Kanker yang paling sering menyebar ke paru-paru. Mungkin juga menyebar ke
tulang lain. Tentang satu dari lima pasien dengan osteosarkoma dengan kanker
yang telah metastasized pada saat itu dapat terdiagnosa. Dalam multifocal
osteosarkoma, tumor muncul dalam 2 atau lebih tulang, tetapi belum menyebar ke
paru-paru.
3.
Berulang
Penyakit berulang
berarti kanker telah datang kembali (recurred) setelah itu telah dirawat.
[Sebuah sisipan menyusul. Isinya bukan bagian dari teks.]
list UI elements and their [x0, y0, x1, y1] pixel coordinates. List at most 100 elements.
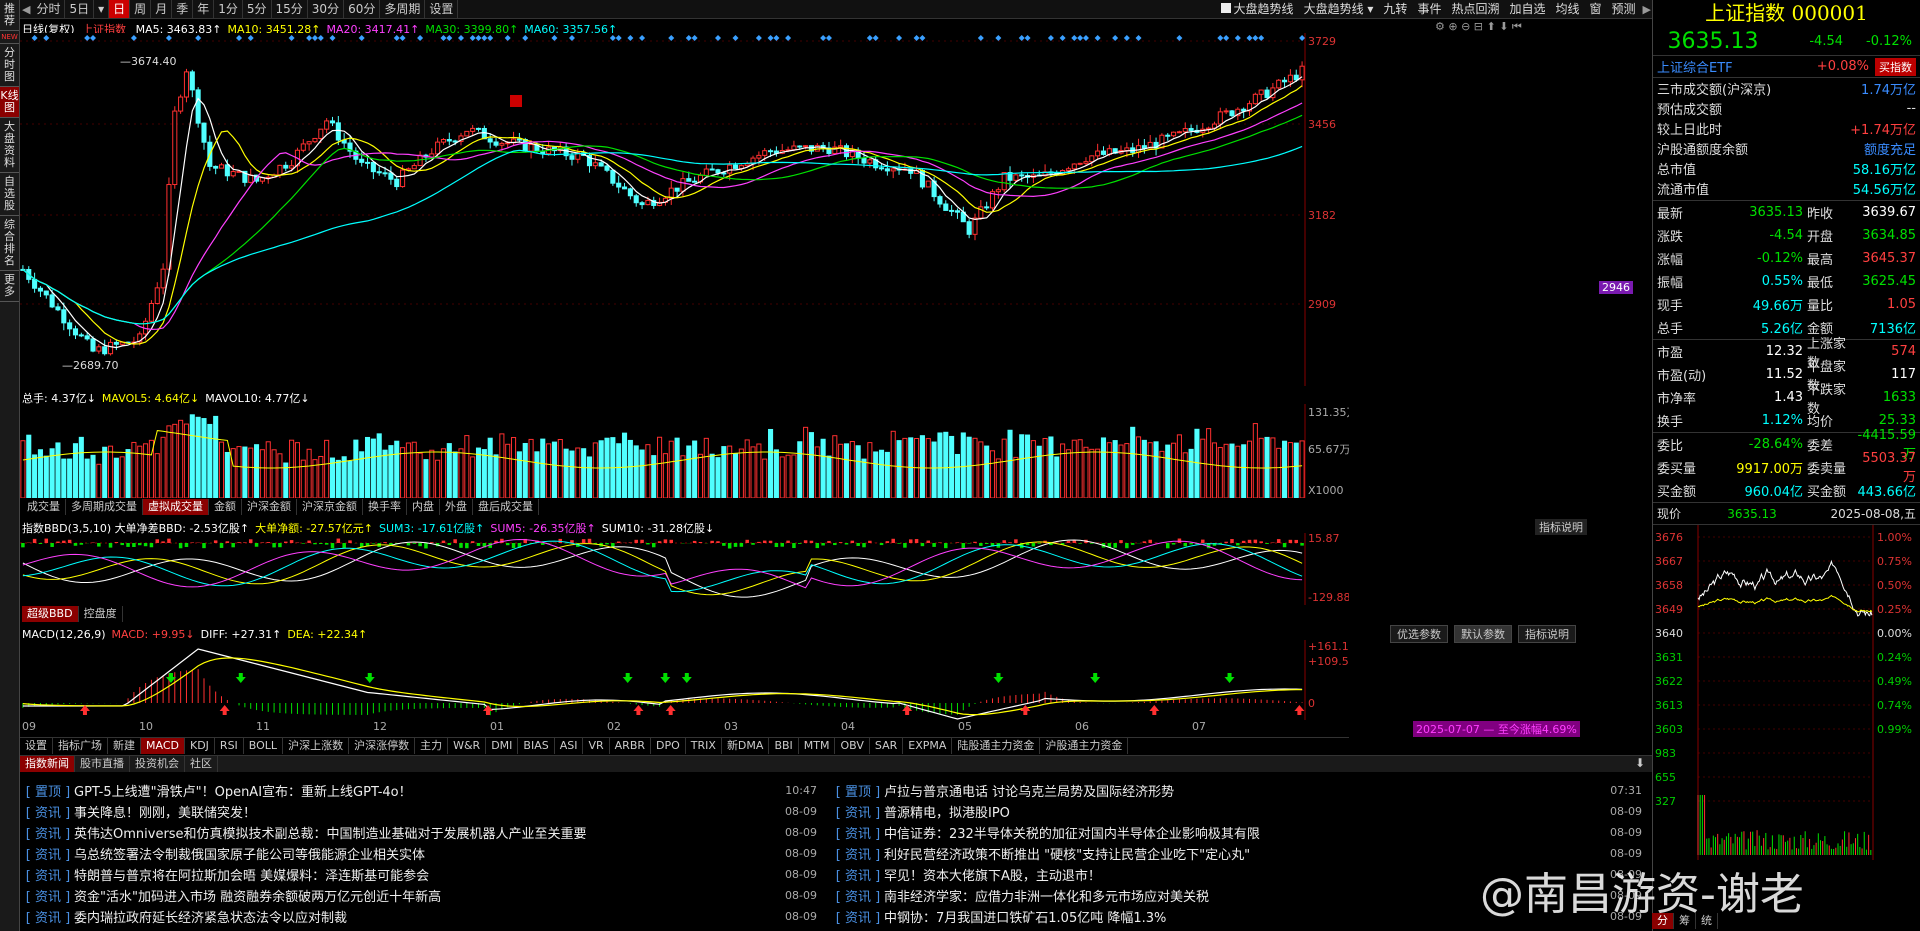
period-tab-month[interactable]: 月: [151, 0, 173, 18]
news-item[interactable]: [ 资讯 ] 普源精电，拟港股IPO 08-09: [832, 801, 1642, 822]
macd-param-button[interactable]: 指标说明: [1518, 625, 1576, 643]
period-tab-60min[interactable]: 60分: [344, 0, 381, 18]
news-title[interactable]: 英伟达Omniverse和仿真模拟技术副总裁：中国制造业基础对于发展机器人产业至…: [74, 823, 767, 842]
volume-tab[interactable]: 换手率: [363, 499, 407, 515]
period-tab-multi[interactable]: 多周期: [380, 0, 426, 18]
volume-tab[interactable]: 沪深金额: [242, 499, 297, 515]
news-title[interactable]: GPT-5上线遭"滑铁卢"！OpenAI宣布：重新上线GPT-4o！: [74, 781, 767, 800]
nav-item-kline[interactable]: K线图: [0, 87, 19, 118]
volume-chart[interactable]: 131.35万 65.67万 X1000: [20, 404, 1349, 498]
nav-item-recommend[interactable]: 推荐: [0, 0, 19, 31]
news-item[interactable]: [ 资讯 ] 特朗普与普京将在阿拉斯加会晤 美媒爆料：泽连斯基可能参会 08-09: [22, 864, 817, 885]
news-item[interactable]: [ 资讯 ] 事关降息！刚刚，美联储突发！ 08-09: [22, 801, 817, 822]
macd-param-button[interactable]: 优选参数: [1390, 625, 1448, 643]
bbd-tab[interactable]: 控盘度: [79, 606, 123, 622]
bbd-tab[interactable]: 超级BBD: [22, 606, 79, 622]
period-tab-15min[interactable]: 15分: [272, 0, 308, 18]
news-tab[interactable]: 指数新闻: [20, 756, 75, 772]
volume-tab[interactable]: 外盘: [440, 499, 473, 515]
intraday-mini-chart[interactable]: 3676 3667 3658 3649 3640 3631 3622 3613 3603 983 6…: [1653, 525, 1920, 860]
kline-chart[interactable]: 3729 3456 3182 2909 —3674.40 —2689.70: [20, 33, 1349, 386]
news-tab[interactable]: 社区: [185, 756, 218, 772]
indicator-tab[interactable]: DPO: [651, 738, 686, 754]
news-title[interactable]: 乌总统签署法令制裁俄国家原子能公司等俄能源企业相关实体: [74, 844, 767, 863]
ma-button[interactable]: 均线: [1550, 0, 1584, 18]
news-tab[interactable]: 投资机会: [130, 756, 185, 772]
volume-tab[interactable]: 内盘: [407, 499, 440, 515]
period-tab-day[interactable]: 日: [109, 0, 131, 18]
indicator-tab[interactable]: 指标广场: [53, 738, 108, 754]
prev-arrow-icon[interactable]: ◀: [22, 3, 30, 16]
bbd-help-button[interactable]: 指标说明: [1535, 519, 1587, 535]
settings-button[interactable]: 设置: [425, 0, 459, 18]
indicator-tab[interactable]: MTM: [799, 738, 836, 754]
macd-param-button[interactable]: 默认参数: [1454, 625, 1512, 643]
play-icon[interactable]: ▶: [1643, 3, 1651, 16]
period-tab-week[interactable]: 周: [130, 0, 152, 18]
nav-item-market-info[interactable]: 大盘资料: [0, 118, 19, 173]
indicator-tab[interactable]: KDJ: [185, 738, 215, 754]
event-button[interactable]: 事件: [1412, 0, 1446, 18]
indicator-tab[interactable]: RSI: [215, 738, 244, 754]
hotspot-replay-button[interactable]: 热点回溯: [1446, 0, 1504, 18]
indicator-tab[interactable]: SAR: [870, 738, 904, 754]
indicator-tab[interactable]: 主力: [415, 738, 449, 754]
forecast-button[interactable]: 预测: [1607, 0, 1641, 18]
nav-item-intraday[interactable]: 分时图: [0, 44, 19, 87]
add-watchlist-button[interactable]: 加自选: [1504, 0, 1550, 18]
nav-item-ranking[interactable]: 综合排名: [0, 216, 19, 271]
period-tab-year[interactable]: 年: [193, 0, 215, 18]
indicator-tab[interactable]: MACD: [141, 738, 185, 754]
bbd-chart[interactable]: 15.87 -129.88: [20, 533, 1349, 605]
macd-chart[interactable]: +161.1 +109.5 0: [20, 640, 1349, 720]
news-title[interactable]: 特朗普与普京将在阿拉斯加会晤 美媒爆料：泽连斯基可能参会: [74, 865, 767, 884]
news-item[interactable]: [ 置顶 ] GPT-5上线遭"滑铁卢"！OpenAI宣布：重新上线GPT-4o！…: [22, 780, 817, 801]
etf-name[interactable]: 上证综合ETF: [1653, 57, 1763, 76]
news-title[interactable]: 卢拉与普京通电话 讨论乌克兰局势及国际经济形势: [884, 781, 1592, 800]
period-tab-1min[interactable]: 1分: [214, 0, 243, 18]
indicator-tab[interactable]: 陆股通主力资金: [952, 738, 1041, 754]
volume-tab[interactable]: 沪深京金额: [297, 499, 363, 515]
news-title[interactable]: 委内瑞拉政府延长经济紧急状态法令以应对制裁: [74, 907, 767, 926]
download-icon[interactable]: ⬇: [1635, 756, 1645, 770]
indicator-tab[interactable]: ARBR: [610, 738, 652, 754]
nav-item-more[interactable]: 更多: [0, 271, 19, 302]
news-title[interactable]: 资金"活水"加码进入市场 融资融券余额破两万亿元创近十年新高: [74, 886, 767, 905]
window-button[interactable]: 窗: [1585, 0, 1607, 18]
indicator-tab[interactable]: ASI: [555, 738, 584, 754]
period-tab-quarter[interactable]: 季: [172, 0, 194, 18]
indicator-tab[interactable]: 沪深涨停数: [349, 738, 416, 754]
indicator-tab[interactable]: 新建: [108, 738, 141, 754]
indicator-tab[interactable]: BOLL: [244, 738, 284, 754]
indicator-tab[interactable]: BIAS: [518, 738, 555, 754]
news-title[interactable]: 中信证券：232半导体关税的加征对国内半导体企业影响极其有限: [884, 823, 1592, 842]
volume-tab[interactable]: 虚拟成交量: [143, 499, 209, 515]
indicator-tab[interactable]: EXPMA: [903, 738, 953, 754]
news-item[interactable]: [ 资讯 ] 资金"活水"加码进入市场 融资融券余额破两万亿元创近十年新高 08-0…: [22, 885, 817, 906]
news-item[interactable]: [ 资讯 ] 委内瑞拉政府延长经济紧急状态法令以应对制裁 08-09: [22, 906, 817, 927]
indicator-tab[interactable]: 新DMA: [722, 738, 770, 754]
period-tab-30min[interactable]: 30分: [308, 0, 345, 18]
trend-checkbox[interactable]: 大盘趋势线: [1216, 0, 1299, 18]
volume-tab[interactable]: 金额: [209, 499, 242, 515]
chevron-down-icon[interactable]: ▾: [94, 0, 110, 18]
chart-tool-icons[interactable]: ⚙ ⊕ ⊖ ⊟ ⬆ ⬇ ⏮: [1435, 20, 1522, 34]
news-title[interactable]: 事关降息！刚刚，美联储突发！: [74, 802, 767, 821]
indicator-tab[interactable]: 沪深上涨数: [283, 738, 350, 754]
period-tab-intraday[interactable]: 分时: [32, 0, 66, 18]
news-item[interactable]: [ 资讯 ] 乌总统签署法令制裁俄国家原子能公司等俄能源企业相关实体 08-09: [22, 843, 817, 864]
indicator-tab[interactable]: 沪股通主力资金: [1040, 738, 1129, 754]
indicator-tab[interactable]: DMI: [486, 738, 519, 754]
indicator-tab[interactable]: 设置: [20, 738, 53, 754]
nav-item-watchlist[interactable]: 自选股: [0, 173, 19, 216]
period-tab-5day[interactable]: 5日: [65, 0, 95, 18]
news-item[interactable]: [ 置顶 ] 卢拉与普京通电话 讨论乌克兰局势及国际经济形势 07:31: [832, 780, 1642, 801]
volume-tab[interactable]: 盘后成交量: [473, 499, 539, 515]
trend-dropdown[interactable]: 大盘趋势线 ▾: [1299, 0, 1379, 18]
indicator-tab[interactable]: BBI: [769, 738, 799, 754]
news-title[interactable]: 普源精电，拟港股IPO: [884, 802, 1592, 821]
period-tab-5min[interactable]: 5分: [243, 0, 272, 18]
volume-tab[interactable]: 多周期成交量: [66, 499, 143, 515]
buy-index-button[interactable]: 买指数: [1875, 57, 1916, 76]
news-tab[interactable]: 股市直播: [75, 756, 130, 772]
Hal
itu dapat datang kembali dalam jaringan dimana pertama kali atau mungkin datang
kembali di bagian lain dari tubuh. Osteosarkoma paling sering terjadi dalam
paru-paru. Ketika osteosarkoma ditemukan, biasanya dalam waktu 2 sampai 3 tahun
setelah perawatan selesai. Nanti kambuh lagi adalah mungkin terjadi, tetapi
langka.
Sedangkan
klasifikasi menurut sifatnya Osteosarkoma dapat diklasifikasikan sebagi berikut
:
1.
Osteokondroma
Osteokondroma
(eksostosis Osteokartilagionous) merupakan tumor tulang jinak yang paling
sering ditemukan. Biasanya menyerang usia 10 – 20 tahun. Tumor ini tumbuh pada
permukaan tulang sebgai benjolan yang keras. Penderita dapat memiliki satu atau
beberapa benjolan. 10% dari penderita yang memiliki beberapa osteokondroma,
tetapi penderita yang hanya memiliki satu osteokondroma, tidak akan menderita
kondrosarkoma.
2.
Kondroma
Jinak
Kondroma
jinak biasanya terjadi pada usia 10 – 30 tahun, timbul di bagian tengah tulang.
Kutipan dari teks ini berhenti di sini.